Entré en application en 2018, le Règlement général de la protection des données constitue une véritable opportunité pour les entreprises. Ce dernier s’avère un véritable moteur de leur transformation numérique. Le sujet est toutefois complexe et les entreprises qui ont aujourd’hui pris conscience de son importance sont incontestablement en demande d’accompagnement. Maître Mathilde Barbour, avocate, spécialiste de la protection des données personnelles, fait le point sur la question.

 


Quel est l’objectif du RGPD ?

Entré en application en 2018, le RGPD (Règlement général sur la protection des données) est un texte européen venu harmoniser les règles en matière de traitement des données personnelles dans l’Union européenne. Son objectif principal est la responsabilisation des acteurs dans une démarche de mise en conformité avec les règles ainsi édictées. Dans ce cadre, chaque entreprise est désormais tenue de mettre en place ses propres process et procédures pour répondre aux exigences du RGPD. D’autant que ce dernier est venu renforcer les droits des personnes sur leurs propres données. En France, les contrôles sont placés sous la responsabilité de la CNIL qui n’agit pas en principe dans une démarche de sanction directe. Toutefois, une entreprise qui n’aurait pas entamé les bonnes démarches de mise en conformité au RGPD prend le risque d’être condamnée à une amende dont la valeur peut atteindre plusieurs millions d’euros.

 

Comment se positionnent aujourd’hui les petites structures (entrepreneurs, PME, ETI, start-up) ?

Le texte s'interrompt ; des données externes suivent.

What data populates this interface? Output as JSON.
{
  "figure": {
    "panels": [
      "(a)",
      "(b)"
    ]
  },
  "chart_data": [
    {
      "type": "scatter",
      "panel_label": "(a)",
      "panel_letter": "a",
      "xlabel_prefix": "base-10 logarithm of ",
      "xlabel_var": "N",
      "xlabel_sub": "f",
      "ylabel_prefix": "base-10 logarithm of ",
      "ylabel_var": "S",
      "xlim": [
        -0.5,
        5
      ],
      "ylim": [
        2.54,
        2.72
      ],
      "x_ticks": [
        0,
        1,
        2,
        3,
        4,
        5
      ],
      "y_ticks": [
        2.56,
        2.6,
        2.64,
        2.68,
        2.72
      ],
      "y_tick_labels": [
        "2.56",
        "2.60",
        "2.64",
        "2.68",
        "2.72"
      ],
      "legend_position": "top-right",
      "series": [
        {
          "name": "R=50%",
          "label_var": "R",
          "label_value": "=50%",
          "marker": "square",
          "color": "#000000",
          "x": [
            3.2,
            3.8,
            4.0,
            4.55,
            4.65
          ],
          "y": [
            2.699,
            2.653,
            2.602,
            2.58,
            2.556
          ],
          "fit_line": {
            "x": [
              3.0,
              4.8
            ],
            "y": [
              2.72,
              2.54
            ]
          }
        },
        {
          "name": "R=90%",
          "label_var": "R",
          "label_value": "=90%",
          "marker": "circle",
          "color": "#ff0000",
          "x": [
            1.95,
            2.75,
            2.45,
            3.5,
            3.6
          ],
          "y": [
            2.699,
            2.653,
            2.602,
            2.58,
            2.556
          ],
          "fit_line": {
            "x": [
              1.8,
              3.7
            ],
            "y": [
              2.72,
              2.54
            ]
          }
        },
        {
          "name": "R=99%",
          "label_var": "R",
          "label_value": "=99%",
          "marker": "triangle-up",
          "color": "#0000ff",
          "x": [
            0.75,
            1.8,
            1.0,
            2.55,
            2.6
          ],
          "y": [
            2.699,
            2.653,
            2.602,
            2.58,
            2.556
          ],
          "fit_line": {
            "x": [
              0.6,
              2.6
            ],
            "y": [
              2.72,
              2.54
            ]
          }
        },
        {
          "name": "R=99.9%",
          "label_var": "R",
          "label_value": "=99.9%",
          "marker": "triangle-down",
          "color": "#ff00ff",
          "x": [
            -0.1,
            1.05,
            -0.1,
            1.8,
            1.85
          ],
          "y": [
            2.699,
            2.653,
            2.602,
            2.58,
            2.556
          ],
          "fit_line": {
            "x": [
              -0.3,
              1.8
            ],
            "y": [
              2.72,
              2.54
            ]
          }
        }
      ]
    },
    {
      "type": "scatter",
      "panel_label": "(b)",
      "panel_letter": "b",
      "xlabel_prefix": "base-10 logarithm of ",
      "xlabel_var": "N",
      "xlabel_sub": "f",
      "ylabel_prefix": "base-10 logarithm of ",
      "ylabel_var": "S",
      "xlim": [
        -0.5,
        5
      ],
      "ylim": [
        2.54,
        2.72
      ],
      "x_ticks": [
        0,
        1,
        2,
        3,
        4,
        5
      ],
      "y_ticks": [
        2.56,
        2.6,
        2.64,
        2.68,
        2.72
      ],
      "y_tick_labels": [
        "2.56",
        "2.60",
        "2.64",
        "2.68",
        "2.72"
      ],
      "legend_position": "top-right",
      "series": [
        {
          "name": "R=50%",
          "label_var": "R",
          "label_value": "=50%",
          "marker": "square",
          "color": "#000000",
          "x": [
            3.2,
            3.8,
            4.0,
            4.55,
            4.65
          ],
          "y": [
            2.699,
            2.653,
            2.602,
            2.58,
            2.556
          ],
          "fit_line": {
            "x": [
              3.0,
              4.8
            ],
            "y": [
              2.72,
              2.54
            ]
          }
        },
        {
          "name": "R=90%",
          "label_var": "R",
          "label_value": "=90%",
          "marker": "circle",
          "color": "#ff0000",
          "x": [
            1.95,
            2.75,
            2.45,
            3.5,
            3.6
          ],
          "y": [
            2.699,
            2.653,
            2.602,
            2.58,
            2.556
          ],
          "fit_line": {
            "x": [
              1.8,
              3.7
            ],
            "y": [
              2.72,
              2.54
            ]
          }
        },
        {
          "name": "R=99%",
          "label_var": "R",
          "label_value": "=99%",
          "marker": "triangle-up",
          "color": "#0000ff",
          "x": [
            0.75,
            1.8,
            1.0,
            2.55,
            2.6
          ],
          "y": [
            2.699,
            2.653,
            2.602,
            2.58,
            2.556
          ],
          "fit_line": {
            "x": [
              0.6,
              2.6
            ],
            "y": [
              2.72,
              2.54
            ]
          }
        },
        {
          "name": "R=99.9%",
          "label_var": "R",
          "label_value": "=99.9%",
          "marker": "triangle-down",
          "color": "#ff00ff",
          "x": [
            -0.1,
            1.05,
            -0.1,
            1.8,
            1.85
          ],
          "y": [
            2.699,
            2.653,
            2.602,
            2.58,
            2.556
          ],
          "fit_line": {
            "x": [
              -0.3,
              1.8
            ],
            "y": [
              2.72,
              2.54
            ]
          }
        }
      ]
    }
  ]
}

La plupart des structures que j’accompagne se positionnent de plus en plus tôt sur leur mise en conformité au RGPD, parfois même avant la création formelle de l’entreprise ou au stade du MVP. Les obligations relatives à la protection des données personnelles ont largement pénétré la conscience des dirigeants d’entreprise et commencent à faire partie intégrante de la culture d’entreprise. Les dirigeants cherchent à structurer efficacement leur stratégie de mise en conformité et à se conformer aux règles applicables pour avancer dans les bonnes conditions, rassurer leurs clients et partenaires et protéger leur responsabilité en cas de contrôle, mais sans pour autant faire du zèle ou en faire trop.

 

Comment y parvient-on concrètement ?

La première étape consiste à mettre à plat l’ensemble de ses traitements et connaître exactement la nature des données personnelles traitées aussi bien pour le propre compte de l’entreprise que pour celui de ses clients. La clé d’une mise en conformité rapide est la connaissance et la transparence des activités de traitement de données personnelles mises en place et la sensibilisation des équipes. Parmi les règles auxquelles il faut particulièrement prêter attention, on peut citer l’importance des principes de minimisation des données, de durée de conservation limitée, de transfert de données, et de respect les principes du privacy by design et by default dès la conception d’un produit, d’un service ou d’un projet.

Il est également important de veiller à encadrer contractuellement ses relations avec ses sous-traitants, mettre en œuvre ses meilleurs efforts pour assurer la sécurité des données et respecter les droits des personnes concernées.

Enfin, si l’entreprise décide de se faire accompagner, il est fortement conseillé de choisir la bonne personne dès le départ. Il ne suffit pas qu’elle connaisse le dossier du point de vue des obligations juridiques. Il est également nécessaire qu’elle comprenne le secteur dans lequel la structure évolue afin de définir la stratégie adéquate dès le départ. Pour ma part, je procède ainsi : j’étudie le dossier en profondeur en fonction du secteur d’activité, je propose un plan d’action au cas par cas en détaillant les différentes étapes nécessaires pour assurer la mise en conformité des opérations de traitement, et je laisse chacun libre de choisir « à la carte » la forme et le rythme des différentes étapes de mise en conformité qu’il souhaite mettre en place. Mon objectif est de parvenir à accompagner chaque client en m’adaptant à ses priorités et à ses ressources, afin d’avoir l’opportunité de devenir son partenaire juridique sur le long terme.

 

Y a t-il une obligation de désigner dans chaque entreprise un délégué à la protection des données (DPO) ?

Dans le cadre d’une entreprise privée, l’obligation de nommer un DPO existe si les activités principales de l’entreprise visent un suivi régulier et systématique des personnes concernées à une échelle assez large (géolocalisation, utilisation d’objets connectés, études approfondies sur le comportement des personnes…), ou bien si l’activité de base de la structure concerne le traitement à grande échelle de données sensibles (données de santé, orientation politique ou religieuse, etc.). Il faut toutefois noter que la nomination d’un DPO reste toujours recommandée au sein des sociétés qui n’en ont pas l’obligation légale. J’ajouterai, enfin, que la fonction DPO peut être externalisée. J’effectue d’ailleurs cette mission pour le compte de plusieurs start-up et PME, étant titulaire de la certification CNIL de compétences des DPO.